The clock frequency is 1 GHz in all cases.
In each of the above cases, how many windows can fit in a buffer memory of capacity (A) 4 MByte (small SRAM buffer case), or (B) 4 GBytes (DRAM case)? Ignore linked-list pointer overhead, and only consider raw packet size bytes.

### 11.2   Shared Queue Unfairness

A given switch S has 8 inputs and 8 outputs, of throughput 100 Mbps each, and uses output queueing, with one (logical) queue per output shared among all flows going out through that link. Input 1 carries flow 1, which originates from a 64 Kbps source and goes out through output 1. Flow 1 carries a message of size 1 MByte, whose packets were transmitted consecutively in time at peak source rate (64 Kbps).

(a) If flow 1 is the only flow going out through output 1, what is the delay from the moment the first byte of flow 1 arrives at S, to the moment the last byte of flow 1 departs from S? Assume that the enqueueing and dequeueing delay of S is negligible.

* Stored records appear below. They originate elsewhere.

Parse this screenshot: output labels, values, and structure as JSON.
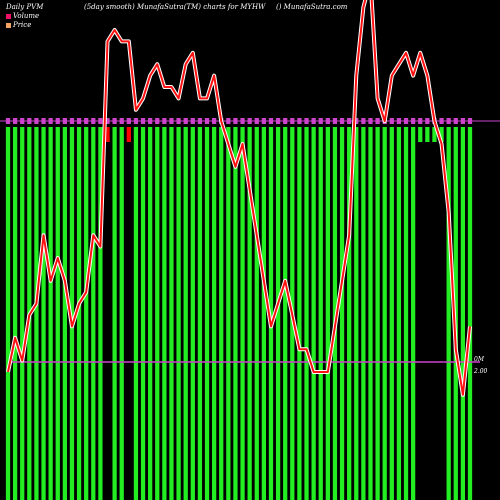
{
  "header": {
    "left": "Daily PVM",
    "middle": "(5day smooth) MunafaSutra(TM) charts for MYHW",
    "right": "() MunafaSutra.com"
  },
  "legend": [
    {
      "label": "Volume",
      "color": "#ee1166"
    },
    {
      "label": "Price",
      "color": "#f4a460"
    }
  ],
  "colors": {
    "background": "#000000",
    "volume_bar": "#22ee22",
    "volume_bar_down": "#ff0000",
    "volume_marker": "#cc44cc",
    "price_line": "#ff1111",
    "price_shadow": "#ffffff",
    "ref_line": "#cc44cc"
  },
  "axis": {
    "volume_label": "0M",
    "price_label": "2.00"
  },
  "chart_data": {
    "type": "bar",
    "volume": [
      1,
      1,
      1,
      1,
      1,
      1,
      1,
      1,
      1,
      1,
      1,
      1,
      1,
      1,
      0,
      1,
      1,
      0,
      1,
      1,
      1,
      1,
      1,
      1,
      1,
      1,
      1,
      1,
      1,
      1,
      1,
      1,
      1,
      1,
      1,
      1,
      1,
      1,
      1,
      1,
      1,
      1,
      1,
      1,
      1,
      1,
      1,
      1,
      1,
      1,
      1,
      1,
      1,
      1,
      1,
      1,
      1,
      1,
      0,
      0,
      0,
      0,
      1,
      1,
      1,
      1
    ],
    "down_days": [
      14,
      17
    ],
    "price": [
      2.0,
      2.15,
      2.05,
      2.25,
      2.3,
      2.6,
      2.4,
      2.5,
      2.4,
      2.2,
      2.3,
      2.35,
      2.6,
      2.55,
      3.45,
      3.5,
      3.45,
      3.45,
      3.15,
      3.2,
      3.3,
      3.35,
      3.25,
      3.25,
      3.2,
      3.35,
      3.4,
      3.2,
      3.2,
      3.3,
      3.1,
      3.0,
      2.9,
      3.0,
      2.8,
      2.6,
      2.4,
      2.2,
      2.3,
      2.4,
      2.25,
      2.1,
      2.1,
      2.0,
      2.0,
      2.0,
      2.2,
      2.4,
      2.6,
      3.3,
      3.6,
      3.8,
      3.2,
      3.1,
      3.3,
      3.35,
      3.4,
      3.3,
      3.4,
      3.3,
      3.1,
      3.0,
      2.7,
      2.1,
      1.9,
      2.2
    ],
    "price_series_name": "Price",
    "volume_series_name": "Volume",
    "price_reference": 2.0
  }
}
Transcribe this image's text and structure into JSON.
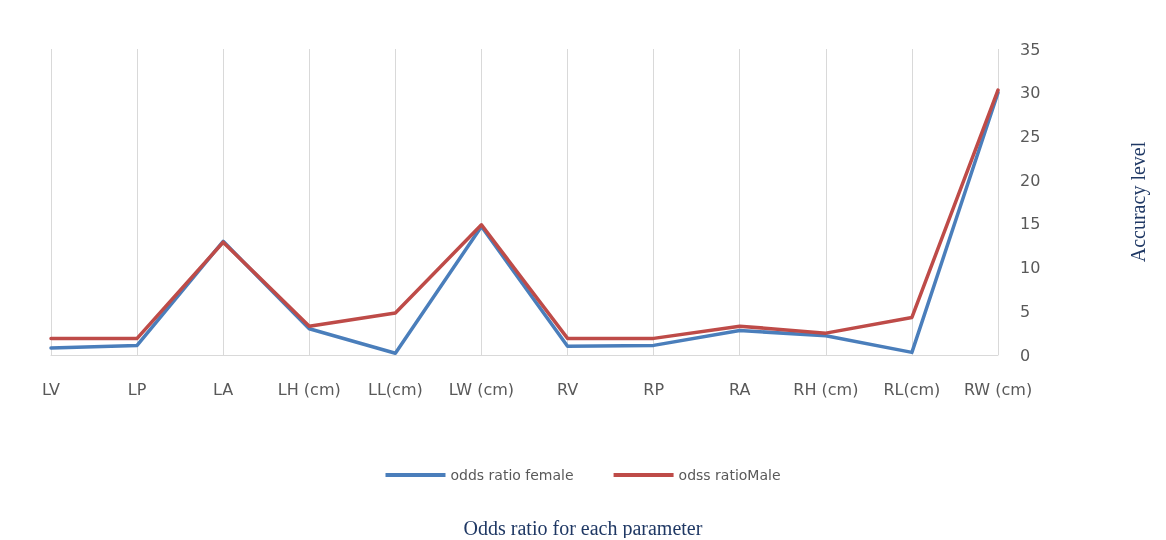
{
  "chart_data": {
    "type": "line",
    "title": "Odds ratio for each parameter",
    "ylabel": "Accuracy level",
    "categories": [
      "LV",
      "LP",
      "LA",
      "LH (cm)",
      "LL(cm)",
      "LW (cm)",
      "RV",
      "RP",
      "RA",
      "RH (cm)",
      "RL(cm)",
      "RW (cm)"
    ],
    "series": [
      {
        "name": "odds ratio female",
        "color": "#4a7ebb",
        "values": [
          0.8,
          1.1,
          13,
          3,
          0.2,
          14.7,
          1,
          1.1,
          2.8,
          2.2,
          0.3,
          30
        ]
      },
      {
        "name": "odss ratioMale",
        "color": "#be4b48",
        "values": [
          1.9,
          1.9,
          12.9,
          3.3,
          4.8,
          14.9,
          1.9,
          1.9,
          3.3,
          2.5,
          4.3,
          30.3
        ]
      }
    ],
    "ylim": [
      0,
      35
    ],
    "yticks": [
      0,
      5,
      10,
      15,
      20,
      25,
      30,
      35
    ],
    "grid": "x",
    "legend": "bottom",
    "marker": "none",
    "line_style": "solid"
  }
}
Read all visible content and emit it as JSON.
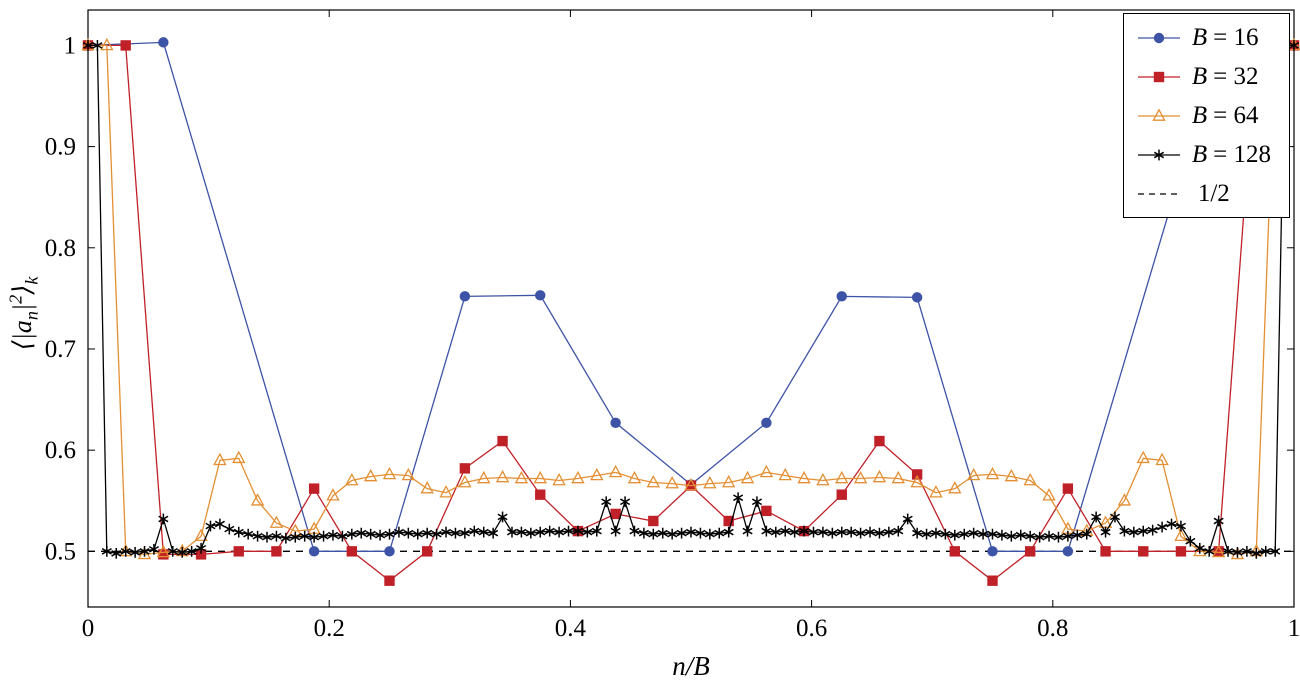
{
  "figure": {
    "xlabel": "n/B",
    "ylabel_parts": {
      "pre": "⟨|a",
      "sub1": "n",
      "mid": "|",
      "sup": "2",
      "post": "⟩",
      "sub2": "k"
    }
  },
  "chart_data": {
    "type": "line",
    "title": "",
    "xlabel": "n/B",
    "ylabel": "⟨|a_n|^2⟩_k",
    "xlim": [
      0,
      1
    ],
    "ylim": [
      0.445,
      1.035
    ],
    "xticks": [
      0,
      0.2,
      0.4,
      0.6,
      0.8,
      1
    ],
    "xtick_labels": [
      "0",
      "0.2",
      "0.4",
      "0.6",
      "0.8",
      "1"
    ],
    "yticks": [
      0.5,
      0.6,
      0.7,
      0.8,
      0.9,
      1
    ],
    "ytick_labels": [
      "0.5",
      "0.6",
      "0.7",
      "0.8",
      "0.9",
      "1"
    ],
    "grid": false,
    "legend_position": "top-right",
    "series": [
      {
        "name": "B = 16",
        "label_var": "B",
        "label_rest": "= 16",
        "color": "#3d53a5",
        "marker": "circle",
        "line": "solid",
        "B": 16,
        "n": [
          0,
          1,
          3,
          4,
          5,
          6,
          7,
          8,
          9,
          10,
          11,
          12,
          13,
          15,
          16
        ],
        "y": [
          1.0,
          1.003,
          0.5,
          0.5,
          0.752,
          0.753,
          0.627,
          0.566,
          0.627,
          0.752,
          0.751,
          0.5,
          0.5,
          1.0,
          1.0
        ]
      },
      {
        "name": "B = 32",
        "label_var": "B",
        "label_rest": "= 32",
        "color": "#c02128",
        "marker": "square",
        "line": "solid",
        "B": 32,
        "y": [
          1.0,
          1.0,
          0.497,
          0.497,
          0.5,
          0.5,
          0.562,
          0.5,
          0.471,
          0.5,
          0.582,
          0.609,
          0.556,
          0.52,
          0.537,
          0.53,
          0.565,
          0.53,
          0.54,
          0.52,
          0.556,
          0.609,
          0.576,
          0.5,
          0.471,
          0.5,
          0.562,
          0.5,
          0.5,
          0.5,
          0.5,
          1.0,
          1.0
        ]
      },
      {
        "name": "B = 64",
        "label_var": "B",
        "label_rest": "= 64",
        "color": "#e48f33",
        "marker": "triangle",
        "line": "solid",
        "B": 64,
        "y": [
          1.0,
          1.0,
          0.5,
          0.497,
          0.499,
          0.5,
          0.515,
          0.59,
          0.592,
          0.55,
          0.528,
          0.52,
          0.522,
          0.555,
          0.57,
          0.574,
          0.576,
          0.575,
          0.562,
          0.558,
          0.568,
          0.572,
          0.573,
          0.572,
          0.572,
          0.57,
          0.572,
          0.575,
          0.578,
          0.572,
          0.568,
          0.567,
          0.565,
          0.567,
          0.568,
          0.572,
          0.578,
          0.575,
          0.572,
          0.57,
          0.572,
          0.572,
          0.573,
          0.572,
          0.568,
          0.558,
          0.562,
          0.575,
          0.576,
          0.574,
          0.57,
          0.555,
          0.522,
          0.52,
          0.528,
          0.55,
          0.592,
          0.59,
          0.515,
          0.5,
          0.499,
          0.497,
          0.5,
          1.0,
          1.0
        ]
      },
      {
        "name": "B = 128",
        "label_var": "B",
        "label_rest": "= 128",
        "color": "#000000",
        "marker": "star",
        "line": "solid",
        "B": 128,
        "y": [
          1.0,
          1.0,
          0.5,
          0.498,
          0.5,
          0.499,
          0.5,
          0.502,
          0.532,
          0.5,
          0.499,
          0.5,
          0.503,
          0.525,
          0.527,
          0.522,
          0.519,
          0.517,
          0.515,
          0.514,
          0.515,
          0.513,
          0.514,
          0.515,
          0.514,
          0.515,
          0.516,
          0.515,
          0.517,
          0.518,
          0.517,
          0.516,
          0.517,
          0.519,
          0.518,
          0.517,
          0.518,
          0.517,
          0.519,
          0.518,
          0.518,
          0.52,
          0.519,
          0.518,
          0.534,
          0.519,
          0.519,
          0.518,
          0.519,
          0.52,
          0.519,
          0.52,
          0.52,
          0.519,
          0.52,
          0.549,
          0.52,
          0.549,
          0.52,
          0.518,
          0.517,
          0.518,
          0.517,
          0.518,
          0.519,
          0.518,
          0.517,
          0.518,
          0.519,
          0.553,
          0.52,
          0.549,
          0.52,
          0.519,
          0.52,
          0.519,
          0.52,
          0.519,
          0.519,
          0.518,
          0.519,
          0.519,
          0.518,
          0.519,
          0.518,
          0.519,
          0.52,
          0.532,
          0.518,
          0.517,
          0.518,
          0.517,
          0.516,
          0.517,
          0.518,
          0.517,
          0.517,
          0.516,
          0.515,
          0.516,
          0.515,
          0.514,
          0.515,
          0.514,
          0.515,
          0.516,
          0.517,
          0.534,
          0.519,
          0.534,
          0.52,
          0.519,
          0.52,
          0.521,
          0.524,
          0.527,
          0.525,
          0.51,
          0.503,
          0.5,
          0.53,
          0.5,
          0.499,
          0.5,
          0.498,
          0.5,
          0.5,
          1.0,
          1.0
        ]
      },
      {
        "name": "1/2",
        "label_var": "",
        "label_rest": "1/2",
        "color": "#000000",
        "marker": "none",
        "line": "dashed",
        "x": [
          0,
          1
        ],
        "y": [
          0.5,
          0.5
        ]
      }
    ]
  }
}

(b) Now assume that output 1 carries 8 active flows: flow 1 as before, plus flows 2 through 8 which arrive on inputs 2 through 8, respectively. Flows 2 through 8 were idle until the moment the first byte of flow 1 arrived, but then, unfortunately, they all became suddenly active, carrying traffic at their peak arrival rate, which is 100 Mbps for each of them. Assume that the buffer of output 1 is large enough so that it does not overlow during the time that it takes for all packets of flow 1 to arrive. How many bytes of packets belonging to flows 2 through 8 will be queued in output queue 1 between the first and the last byte of flow 1's message? (Assume, for simplicity, that the bytes of individual flows arrive uniformly spread in time, i.e. ignore their clustering in packets of varying sizes). How long will it take for all these bytes to depart through output 1? Subsequently, what is now the delay for the message of flow 1? How does it compare to the delay in (a)?

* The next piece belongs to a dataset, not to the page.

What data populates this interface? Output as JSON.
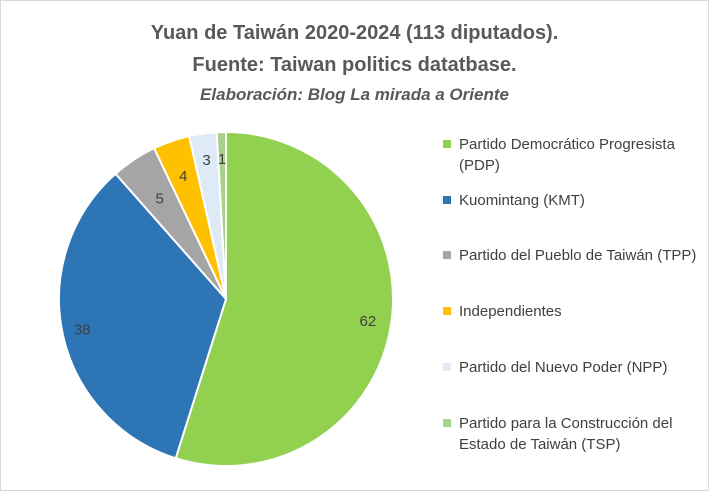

(c) Now assume that output 1 uses per-flow queueing , i.e. it has (more than) 8 separate (logical) queues, one for each of flows 1 through 8, and that it performs round-robin scheduling among its non-empty queues. For simplicity, assume that all 8 flows carry packets of the same size, and that this common packet size is 1500 Bytes. How long does it take for one packet to depart through output 1? Call this a "packet time". In the worst case, a packet of flow 1 that arrives into an empty flow-1 queue will have to wait for 7 packet times before it receives service, because it happened to arrive just after the round-robin pointer passed over its queue and found it empty. What is this worst-case queueing delay for a flow-1 packet, assuming it was the head packet in its queue? Every how often does a new packet of flow 1 arrive through input 1? Given your last two answers what do you conclude: when each flow-1 packet arrives, does it find an empty or a non-empty flow-1 queue? Based on the above findings, what is now the delay for the message of flow 1? How does it compare to the delays in (a) and (b)?